The next morning, we thought the worst was over. She had begun to drink a little bit of water, but within a couple of hours she was throwing up again. They cycle continued for most of the day: she would perk up a little and drink, then within the hour she would throw up.
We had a memorial service to attend that evening, so Scott's parents came over to watch the girls. Reagan hadn't thrown up in a few hours, but she was very sleepy and lethargic. When Scott called to check on her, his mom said she had been asleep in her lap the whole time we were gone. We got worried (flashback to lethargic, dehydrated Reagan and our last trip to the ER) and came home. We arrived, roused her, and made her drink a little Sprite. Scott went back out and bought every variety of Gatorade under the sun. She, again, perked up and even sat up to make a craft for Ms. Sandy (our children's pastor, whose husband's memorial we were attending). But, ultimately, she didn't drink much and she was throwing up in the middle of the night again.
Sunday morning, I called the triage nurse and got a "re-hydration plan." Scott went to church to set up the computer (he was schedule to work in the booth, and I had already traded my nursery duty with another volunteer). We decided we'd wait and see if she could drink without throwing up, and then make a decision about going to the ER or immediate care. She did great for about an hour--every five minutes she had about a tablespoon of water--but then she threw up. I called Scott and he headed home. I left the triage nurse another message, Scott called his parents to come watch Presley, and we debated the virtues of immediate care vs. the ER. Finally, I called the immediate care center and they advised us to go to the ER, since they couldn't do IV fluids in their office.

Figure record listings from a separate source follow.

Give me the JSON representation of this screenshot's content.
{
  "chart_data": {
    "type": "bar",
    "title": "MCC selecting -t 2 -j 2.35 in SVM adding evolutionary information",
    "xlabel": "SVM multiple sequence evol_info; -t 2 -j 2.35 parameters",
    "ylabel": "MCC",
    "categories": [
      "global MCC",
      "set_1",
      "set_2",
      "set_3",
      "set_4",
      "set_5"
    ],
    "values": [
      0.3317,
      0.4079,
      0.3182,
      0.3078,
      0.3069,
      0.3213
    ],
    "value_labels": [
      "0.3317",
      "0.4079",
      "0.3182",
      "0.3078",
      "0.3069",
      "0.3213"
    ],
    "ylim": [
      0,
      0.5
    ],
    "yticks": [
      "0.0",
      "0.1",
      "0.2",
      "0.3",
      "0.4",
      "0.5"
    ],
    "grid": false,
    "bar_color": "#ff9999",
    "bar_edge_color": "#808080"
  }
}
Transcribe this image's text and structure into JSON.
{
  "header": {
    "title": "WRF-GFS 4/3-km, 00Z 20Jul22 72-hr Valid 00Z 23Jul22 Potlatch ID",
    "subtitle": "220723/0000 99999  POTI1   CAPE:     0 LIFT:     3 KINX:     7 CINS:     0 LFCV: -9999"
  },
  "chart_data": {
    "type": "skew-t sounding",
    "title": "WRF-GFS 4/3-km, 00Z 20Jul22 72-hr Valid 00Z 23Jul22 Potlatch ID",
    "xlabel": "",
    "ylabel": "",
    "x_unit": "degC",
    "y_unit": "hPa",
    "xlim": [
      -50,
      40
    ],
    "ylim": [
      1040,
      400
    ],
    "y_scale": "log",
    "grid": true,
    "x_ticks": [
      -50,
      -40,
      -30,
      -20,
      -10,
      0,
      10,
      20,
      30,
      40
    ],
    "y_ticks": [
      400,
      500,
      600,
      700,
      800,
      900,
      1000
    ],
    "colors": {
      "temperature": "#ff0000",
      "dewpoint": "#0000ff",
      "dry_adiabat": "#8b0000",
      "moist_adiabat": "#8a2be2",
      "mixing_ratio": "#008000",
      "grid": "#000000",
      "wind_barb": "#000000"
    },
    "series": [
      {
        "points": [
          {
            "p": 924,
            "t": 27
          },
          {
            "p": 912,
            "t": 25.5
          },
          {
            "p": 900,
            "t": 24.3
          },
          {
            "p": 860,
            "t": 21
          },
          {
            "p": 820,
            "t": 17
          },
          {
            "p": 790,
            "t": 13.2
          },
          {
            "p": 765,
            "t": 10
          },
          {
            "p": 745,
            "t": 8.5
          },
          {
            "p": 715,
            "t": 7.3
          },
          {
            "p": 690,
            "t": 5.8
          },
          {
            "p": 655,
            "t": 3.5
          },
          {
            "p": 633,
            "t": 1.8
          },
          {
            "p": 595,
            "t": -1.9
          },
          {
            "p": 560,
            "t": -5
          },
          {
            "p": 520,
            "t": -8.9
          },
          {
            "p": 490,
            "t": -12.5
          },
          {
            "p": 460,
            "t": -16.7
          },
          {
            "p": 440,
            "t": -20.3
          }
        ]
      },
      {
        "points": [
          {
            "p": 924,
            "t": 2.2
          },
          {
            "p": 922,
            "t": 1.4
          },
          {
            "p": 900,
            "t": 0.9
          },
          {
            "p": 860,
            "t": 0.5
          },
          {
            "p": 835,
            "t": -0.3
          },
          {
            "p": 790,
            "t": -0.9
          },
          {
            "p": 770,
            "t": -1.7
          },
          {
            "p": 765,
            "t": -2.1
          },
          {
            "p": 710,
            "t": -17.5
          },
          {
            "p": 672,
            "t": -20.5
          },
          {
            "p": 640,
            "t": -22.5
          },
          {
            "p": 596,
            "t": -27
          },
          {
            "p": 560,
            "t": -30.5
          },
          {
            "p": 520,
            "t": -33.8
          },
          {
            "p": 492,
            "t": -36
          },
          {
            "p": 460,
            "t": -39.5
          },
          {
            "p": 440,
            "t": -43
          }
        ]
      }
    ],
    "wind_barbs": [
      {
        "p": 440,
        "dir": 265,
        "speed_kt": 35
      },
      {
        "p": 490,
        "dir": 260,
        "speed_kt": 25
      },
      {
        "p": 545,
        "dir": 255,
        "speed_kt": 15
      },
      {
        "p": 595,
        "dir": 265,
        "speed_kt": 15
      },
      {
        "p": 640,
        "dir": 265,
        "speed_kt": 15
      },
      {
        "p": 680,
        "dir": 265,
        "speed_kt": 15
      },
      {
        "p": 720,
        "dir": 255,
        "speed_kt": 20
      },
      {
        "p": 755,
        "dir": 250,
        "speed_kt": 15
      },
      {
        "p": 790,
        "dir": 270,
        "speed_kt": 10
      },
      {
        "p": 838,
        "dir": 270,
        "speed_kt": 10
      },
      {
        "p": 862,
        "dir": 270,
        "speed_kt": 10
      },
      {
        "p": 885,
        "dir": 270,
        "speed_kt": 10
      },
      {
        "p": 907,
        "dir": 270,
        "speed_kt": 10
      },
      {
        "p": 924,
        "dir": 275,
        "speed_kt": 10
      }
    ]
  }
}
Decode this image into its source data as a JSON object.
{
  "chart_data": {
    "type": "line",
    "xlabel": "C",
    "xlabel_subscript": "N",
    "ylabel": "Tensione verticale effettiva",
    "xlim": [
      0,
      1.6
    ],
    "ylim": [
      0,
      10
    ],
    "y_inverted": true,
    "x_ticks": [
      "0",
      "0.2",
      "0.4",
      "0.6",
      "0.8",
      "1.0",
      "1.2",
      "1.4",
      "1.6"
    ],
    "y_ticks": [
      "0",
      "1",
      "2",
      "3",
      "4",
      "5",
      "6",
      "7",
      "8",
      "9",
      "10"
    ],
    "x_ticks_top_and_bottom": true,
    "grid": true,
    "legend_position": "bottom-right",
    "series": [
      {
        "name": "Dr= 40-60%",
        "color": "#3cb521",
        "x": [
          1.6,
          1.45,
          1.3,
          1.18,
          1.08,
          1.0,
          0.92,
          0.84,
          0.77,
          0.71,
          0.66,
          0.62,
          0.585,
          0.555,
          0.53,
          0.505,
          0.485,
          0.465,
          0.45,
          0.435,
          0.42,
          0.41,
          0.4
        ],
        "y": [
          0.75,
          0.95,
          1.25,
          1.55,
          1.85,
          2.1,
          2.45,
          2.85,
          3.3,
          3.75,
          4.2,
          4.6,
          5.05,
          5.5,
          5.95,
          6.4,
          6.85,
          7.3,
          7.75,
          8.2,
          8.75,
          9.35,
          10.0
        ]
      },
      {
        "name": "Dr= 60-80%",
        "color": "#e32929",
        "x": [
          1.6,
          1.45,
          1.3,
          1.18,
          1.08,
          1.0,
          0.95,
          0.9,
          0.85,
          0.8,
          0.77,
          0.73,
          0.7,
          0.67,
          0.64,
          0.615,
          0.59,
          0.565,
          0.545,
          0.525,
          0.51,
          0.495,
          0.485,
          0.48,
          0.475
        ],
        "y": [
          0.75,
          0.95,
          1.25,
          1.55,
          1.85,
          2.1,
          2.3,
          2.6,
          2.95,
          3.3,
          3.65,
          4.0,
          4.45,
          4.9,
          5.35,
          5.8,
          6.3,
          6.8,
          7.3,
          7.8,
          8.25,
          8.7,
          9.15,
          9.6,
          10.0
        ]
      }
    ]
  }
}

We got to the ER around 10:00 AM, and Reagan threw up shortly thereafter. Fortunately, it wasn't crowded, and we were evaluated fairly quickly. Reagan even had to use the bathroom--she hadn't in about 16 hours!--so they were able to get a urine sample. It took a bit of waiting (isn't that always the way at hospitals?), but Reagan had an IV with fluids and some anti-vomit meds before too long.

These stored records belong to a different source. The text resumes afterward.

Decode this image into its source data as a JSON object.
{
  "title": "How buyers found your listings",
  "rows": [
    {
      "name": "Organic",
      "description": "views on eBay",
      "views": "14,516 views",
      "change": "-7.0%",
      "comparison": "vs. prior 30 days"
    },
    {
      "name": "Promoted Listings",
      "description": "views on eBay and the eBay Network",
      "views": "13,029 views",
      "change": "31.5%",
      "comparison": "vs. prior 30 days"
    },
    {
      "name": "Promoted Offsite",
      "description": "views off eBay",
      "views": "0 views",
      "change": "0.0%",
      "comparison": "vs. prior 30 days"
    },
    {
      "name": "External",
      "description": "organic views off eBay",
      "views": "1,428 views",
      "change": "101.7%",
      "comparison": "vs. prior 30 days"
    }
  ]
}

Reagan was such a brave girl--she didn't even flinch when the nurse put the IV in! She did, however, ask for more stickers when the nurse gave her a few. She also got comfortabe enough to say, "Can you bring me a movie?" and a bit later, she said she was hungry and wanted a cookie! We started with apple juice instead, and then she got a packet of Teddy Grahams. After she finished, and after more waiting, we were released at around 1:30 with a prescription for anti-vomit meds and instructions to call our pediatrician on Monday.

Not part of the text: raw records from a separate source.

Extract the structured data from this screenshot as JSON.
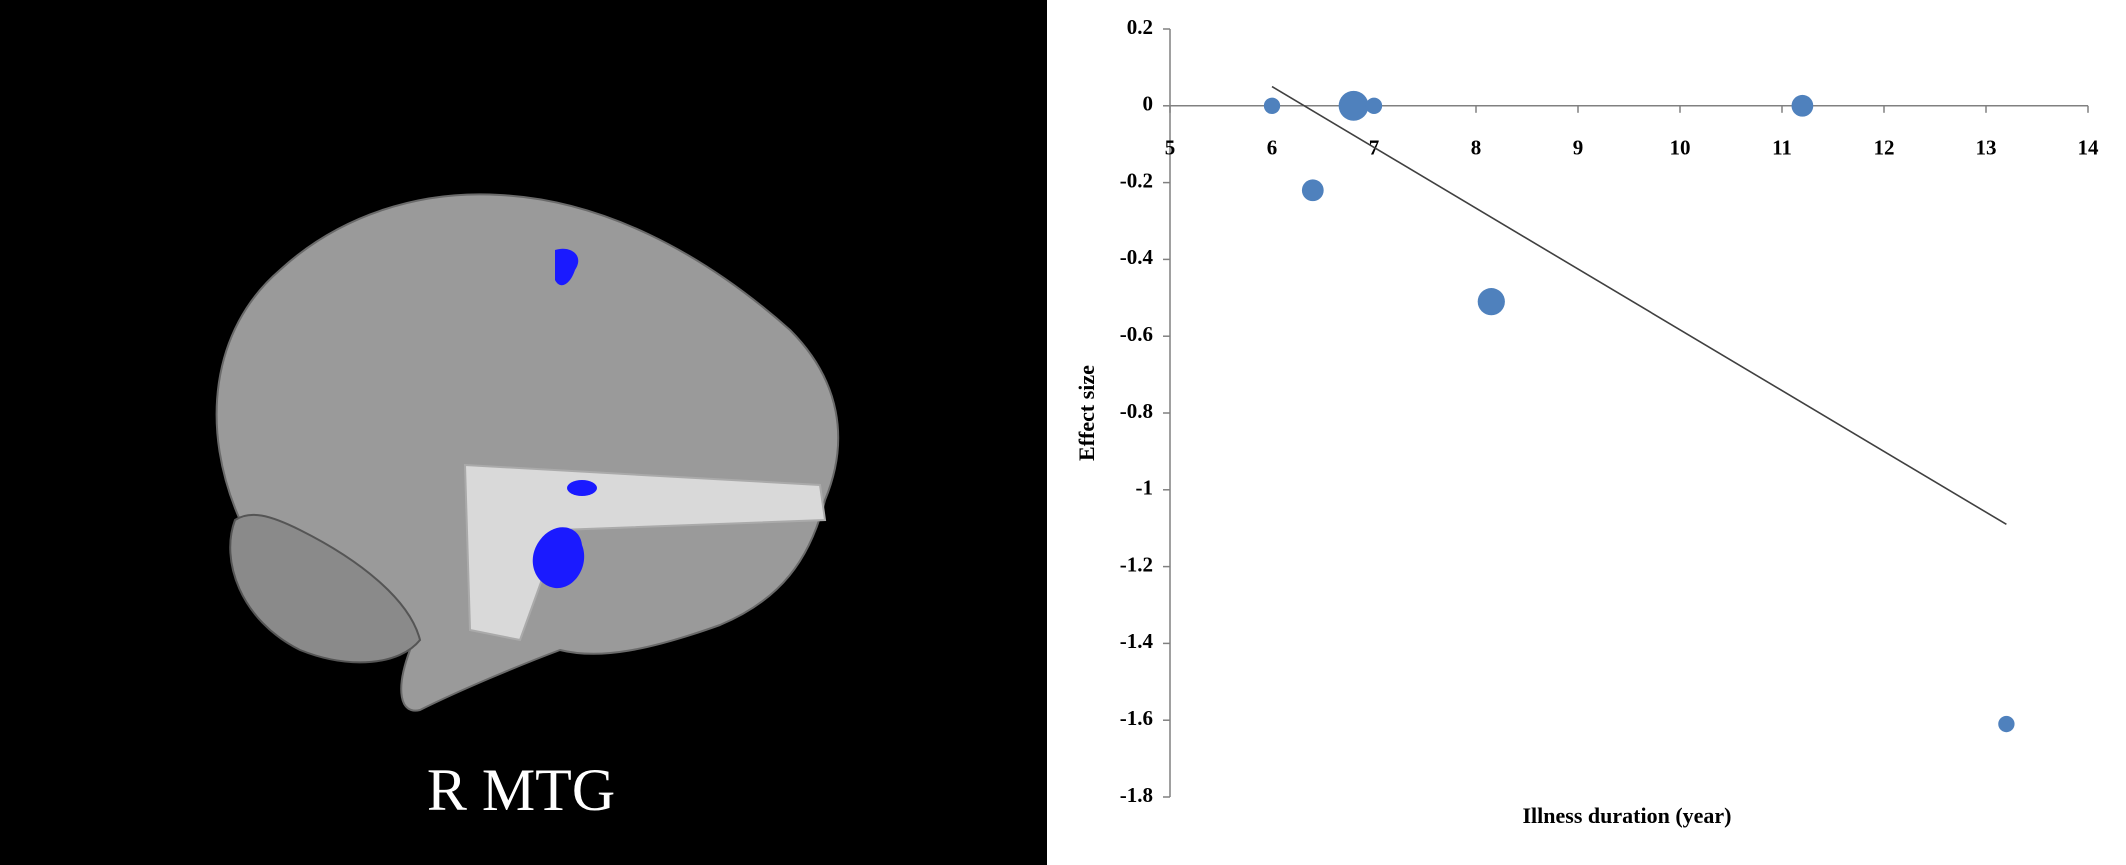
{
  "image": {
    "caption": "R MTG"
  },
  "chart_data": {
    "type": "scatter",
    "x_label": "Illness duration (year)",
    "y_label": "Effect size",
    "series": [
      {
        "color": "#4f81bd",
        "x": [
          6.0,
          6.4,
          6.8,
          7.0,
          8.15,
          11.2,
          13.2
        ],
        "values": [
          0,
          -0.22,
          0,
          0,
          -0.51,
          0,
          -1.61
        ],
        "sizes": [
          6,
          8,
          11,
          6,
          10,
          8,
          6
        ]
      }
    ],
    "trendline": {
      "color": "#404040",
      "x": [
        6.0,
        13.2
      ],
      "values": [
        0.05,
        -1.09
      ]
    },
    "xlim": [
      5,
      14
    ],
    "xticks": [
      5,
      6,
      7,
      8,
      9,
      10,
      11,
      12,
      13,
      14
    ],
    "ylim": [
      -1.8,
      0.2
    ],
    "yticks": [
      0.2,
      0,
      -0.2,
      -0.4,
      -0.6,
      -0.8,
      -1,
      -1.2,
      -1.4,
      -1.6,
      -1.8
    ]
  }
}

We were a little nervous when Reagan was extremely sleepy on the way out, until we read the discharge notes that said the meds would make her drowsy. She slept a lot throughout the afternoon, but she finally woke up and drank a little. She also got to have that cookie she wanted, as well as a few crackers.
We gave her the meds last night so that she would sleep well, but this morning she is med-free and has eaten several crackers and is drinking water. She seems much more like herself (that winning personality that we all love), so we're hopeful she can get back to regular activities in a day or two.